Precision and Threading Locks

00:00 In the previous lesson, I showed two context managers from the standard library, one for using files, the other for scanning directories. In this lesson, I have two more context managers for you to see.

00:12 The two examples in this lesson are how to change the amount of mathematical precision in Decimal objects and locking objects in the threading library.

00:24 Floats should never be used for money. Let me show you why. Got to love that precision. This isn’t a Python thing, but a floating-point standard thing. Love it or hate it, it’s been around for a long time and decisions made back in the early days of computing are still affecting us.

00:42 Google donkey butt width and railway tracks for a likely-apocryphal tale about how long-lived standards are. Anyhow, tangents aside, Python’s got your back.

00:58 The decimal module gives you an arbitrarily precise way of doing math. This is what you should be using if you’re coding money. Let me do some math.

01:12 This is the inverse of the previous equation, but I wanted something with a long train …
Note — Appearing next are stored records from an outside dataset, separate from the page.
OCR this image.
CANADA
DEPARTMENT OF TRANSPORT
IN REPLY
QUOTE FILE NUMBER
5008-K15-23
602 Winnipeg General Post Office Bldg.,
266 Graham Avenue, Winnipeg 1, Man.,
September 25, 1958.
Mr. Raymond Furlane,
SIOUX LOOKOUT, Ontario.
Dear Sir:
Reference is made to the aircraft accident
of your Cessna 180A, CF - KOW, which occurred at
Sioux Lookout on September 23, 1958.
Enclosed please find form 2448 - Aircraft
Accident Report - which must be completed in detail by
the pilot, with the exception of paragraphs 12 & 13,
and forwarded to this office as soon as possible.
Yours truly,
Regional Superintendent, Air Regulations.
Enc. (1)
01:22 and the decimal module allows you to specify the precision of calculations using the localcontext() context manager. As the name implies, it’s a context manager.

01:39 Inside of the code block, you adjust the precision by changing the value of the context variable’s .prec value.

01:53 There’s some math, and with the higher precision, you get more decimal points. Take that, rounding errors!

02:04 This next example is around threading locks, but before getting into that, you need to understand what a lock is for. The code on the screen here does not have a lock, and that’s a problem.

02:15 This code creates two threads by creating a thread object that points to the accumulate() function, passing in the index number to help visualize what is going on.

02:25 Each thread is added to a list, and then .start() is called, creating the actual parallel code. At the bottom here, I’m looping through the list of threads and calling .join() on each.

02:40 This means that the code will wait here until all the threads are done. Okay, so that’s how the threads are set up. Now let’s see what’s actually being threaded. Back up to the top … this is the .accumulate() method.

02:55 Each thread is going to be calling this function. Inside of the function, I loop five times. Each time, I’m opening a file and reading its contents. It expects the contents to be a single integer. It then increments this integer, reopens the same file, and writes the new value.

03:14 You can think of this as the world’s simplest database. The thread then waits for a little bit and then starts the next loop. Remember that there are two threads attempting to do this series of actions at the same time. Before I continue, can you anticipate what will go wrong?

03:33 Let’s try it out.

03:41 And there it is. Falls down, goes boom. There’s an exception here on the second thread. And note, even while printing out that exception, that the first thread keeps running.

03:55 The cause of the exception is thread 2 reads the file expecting an integer and instead gets an empty string. This happens because thread 1 is midway through writing a new value.

04:05 It has started writing to the file, but hasn’t finished yet. This is called a race condition, and this is why I try to avoid parallel programming unless I absolutely have to.

04:16 Let me show you what can be done about this. This is a slightly modified version of the code. In the new version, a thread lock is created. Inside of .accumulate(), the thread lock is locked using a context manager. Now, only one thread at a time can execute the body of the for loop.

04:38 If thread 1 is doing something with the file, thread 2 will have to wait until the lock is released. Using a context manager here is really good practice. Forgetting to release a lock in your code can result in two threads being blocked and never running again.

04:53 That’s called dead-locking. The use of a context manager means you can’t accidentally forget to release the lock. It’s done for you when the block is exited.

05:03 Let me just show you the new code working …

05:11 and that’s better. No more crashing. You’ve seen a bunch of context managers in practice. Next up, you’ll learn to write your own.